Mr. Biderman, president of TrimTabs Investment Research of Santa Rosa, Calif., a liquidity service for institutional investors, primarily hedge funds, says the last time so much money went into one sector was in 1999 and 2000 when about $300 billion poured into Internet stocks just before the dot-com crash.

In effect, he sees the imminence of part 2 of the China syndrome. Part 1 was the surge in Chinese stocks. The next phase, part 2, will be the blow off.

Mr. Biderman expects the latest Chinese craze to culminate in a brutal decline in the emerging markets which should kick off in the next few months. Overall, he expects these markets to tumble between a hefty 25% and 33% over the next three to six months.

Last year, Chinese stocks exploded on the upside. For example, the iShares FTSE/Xinhua China 25 index, an exchange-traded fund that invests in the largest and most liquid Chinese companies, soared 83.2% in 2006, until backing off this January and falling 6.5%. In addition, the average Chinese mutual fund shot up 62.8% last year, compared with a 15.8% total return for the S &P 500.
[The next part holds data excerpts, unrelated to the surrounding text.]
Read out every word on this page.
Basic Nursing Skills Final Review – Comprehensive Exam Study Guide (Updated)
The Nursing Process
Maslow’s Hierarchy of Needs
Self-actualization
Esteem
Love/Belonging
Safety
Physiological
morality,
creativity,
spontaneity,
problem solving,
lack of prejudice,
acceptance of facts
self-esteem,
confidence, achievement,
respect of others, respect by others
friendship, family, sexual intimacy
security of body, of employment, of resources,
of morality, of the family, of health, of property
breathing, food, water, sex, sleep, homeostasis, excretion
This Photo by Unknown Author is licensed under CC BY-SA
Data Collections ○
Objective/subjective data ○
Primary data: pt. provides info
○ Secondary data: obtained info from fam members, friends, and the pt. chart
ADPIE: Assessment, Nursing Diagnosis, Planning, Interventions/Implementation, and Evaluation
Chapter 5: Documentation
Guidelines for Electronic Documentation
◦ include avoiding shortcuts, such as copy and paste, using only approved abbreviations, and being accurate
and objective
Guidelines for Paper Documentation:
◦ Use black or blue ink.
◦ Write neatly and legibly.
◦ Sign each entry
Mr. Biderman is urging clients to waste no time and to take profits in these markets immediately. “I would sell at least 75% of such holdings now,” he said. “Investors may miss some of the gains, but it’s certainly a lot better to be safe than sorry.”
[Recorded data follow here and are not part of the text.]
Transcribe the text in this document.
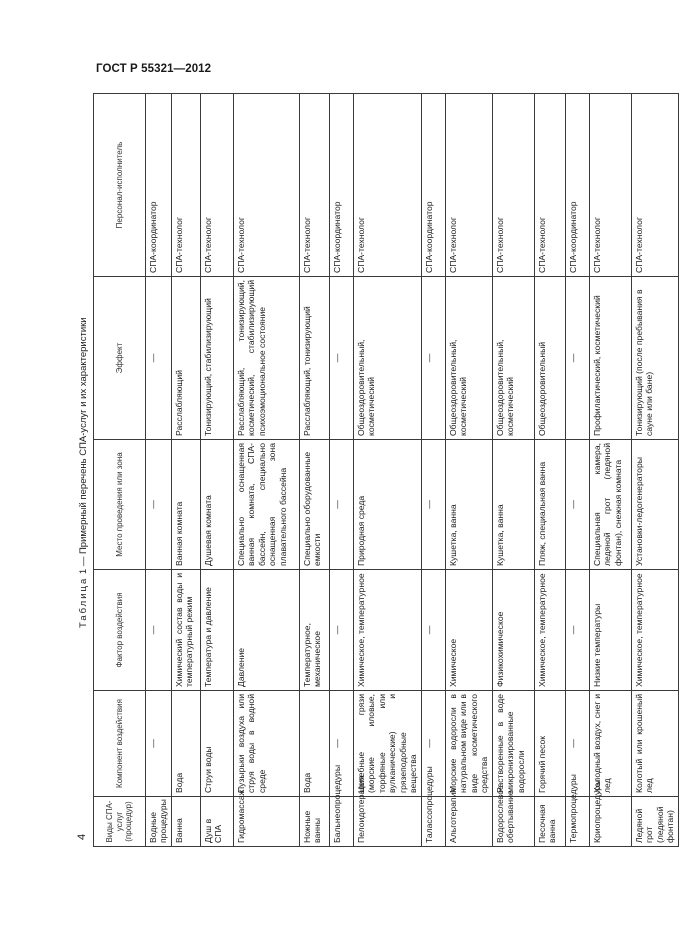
ГОСТ Р 55321—2012

4

Таблица 1 — Примерный перечень СПА-услуг и их характеристики

Виды СПА-услуг (процедур)	Компонент воздействия	Фактор воздействия	Место проведения или зона	Эффект	Персонал-исполнитель
Водные процедуры	—	—	—	—	СПА-координатор
Ванна	Вода	Химический состав воды и температурный режим	Ванная комната	Расслабляющий	СПА-технолог
Душ в СПА	Струи воды	Температура и давление	Душевая комната	Тонизирующий, стабилизирующий	СПА-технолог
Гидромассаж	Пузырьки воздуха или струя воды в водной среде	Давление	Специально оснащенная ванная комната, СПА-бассейн, специально оснащенная зона плавательного бассейна	Расслабляющий, тонизирующий, косметический, стабилизирующий психоэмоциональное состояние	СПА-технолог
Ножные ванны	Вода	Температурное, механическое	Специально оборудованные емкости	Расслабляющий, тонизирующий	СПА-технолог
Бальнеопроцедуры	—	—	—	—	СПА-координатор
Пелоидотерапия	Целебные грязи (морские иловые, торфяные или вулканические) и грязеподобные вещества	Химическое, температурное	Природная среда	Общеоздоровительный, косметический	СПА-технолог
Талассопроцедуры	—	—	—	—	СПА-координатор
Альготерапия	Морские водоросли в натуральном виде или в виде косметического средства	Химическое	Кушетка, ванна	Общеоздоровительный, косметический	СПА-технолог
Водорослевое обертывание	Растворенные в воде микронизированные водоросли	Физикохимическое	Кушетка, ванна	Общеоздоровительный, косметический	СПА-технолог
Песочная ванна	Горячий песок	Химическое, температурное	Пляж, специальная ванна	Общеоздоровительный	СПА-технолог
Термопроцедуры	—	—	—	—	СПА-координатор
Криопроцедуры	Холодный воздух, снег и лед	Низкие температуры	Специальная камера, ледяной грот (ледяной фонтан), снежная комната	Профилактический, косметический	СПА-технолог
Ледяной грот (ледяной фонтан)	Колотый или крошеный лед	Химическое, температурное	Установки-ледогенераторы	Тонизирующий (после пребывания в сауне или бане)	СПА-технолог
Adding to the risks, he said, is that margin debt in America (buying stocks on partial credit) is at record levels, surging $50 billion last year, with most of it utilized in emerging markets. So any decline in these markets, he warns, could spark an avalanche of selling. On top of this, the floating stock supply in these markets continues to escalate, with $3 billion of new offerings scheduled in China and Hong Kong in the next month, following the issuance of $2 billion last month.

A key question: How would a substantial sell-off in the emerging markets affect the American market?
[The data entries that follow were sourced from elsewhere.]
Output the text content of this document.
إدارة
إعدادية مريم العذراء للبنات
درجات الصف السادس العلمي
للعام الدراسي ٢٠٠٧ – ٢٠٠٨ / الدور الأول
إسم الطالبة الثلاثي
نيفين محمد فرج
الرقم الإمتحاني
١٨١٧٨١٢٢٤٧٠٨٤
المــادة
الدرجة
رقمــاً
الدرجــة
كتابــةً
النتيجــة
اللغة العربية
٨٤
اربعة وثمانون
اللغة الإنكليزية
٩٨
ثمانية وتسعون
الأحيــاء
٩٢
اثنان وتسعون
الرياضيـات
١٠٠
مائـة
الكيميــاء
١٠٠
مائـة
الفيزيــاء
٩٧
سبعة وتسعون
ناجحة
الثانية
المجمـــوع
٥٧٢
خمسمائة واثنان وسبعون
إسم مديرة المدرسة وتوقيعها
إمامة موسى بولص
There will be collateral damage, but it’ll be short-lived, Mr. Biderman believes. Why so brief? Because, he explains, China is not worthless, as was the case with a lot of Internet stocks in the late 1990s; the Chinese companies have substance and staying power and are not going to go down 90% as many Internet shares did.

The London-based money manager, Raymond Stahler of Stahler, Dearborn Ltd., sees it differently. Considering the many lofty valuations and huge gains, a big drop in the emerging markets is only a matter of time, he believes.

“Being the investment stars they are, any big sell-off in these markets, which have broad exposure in America, would surely psychologically damage the American market, as well,” he said. “How badly? Who knows? But it won’t be pretty, something tantamount, I believe, to introducing American investors to what Chinese torture is all about.”

Standard & Poor’s chief technical strategist, Mark Arbeter, also flashes an SOS, arguing that the Chinese markets are likely to undergo a major correction from their dizzying heights.

Taking note of the price chart of the iShares FTSE/Xinhau China fund, Mr. Arbeter observes it has gone parabolic, while trading volume has exploded. It suggests, he said, the fund has been subject to “mass speculation.” The volume, he warns, “is very typical of a speculative blow off that many times ends very badly.”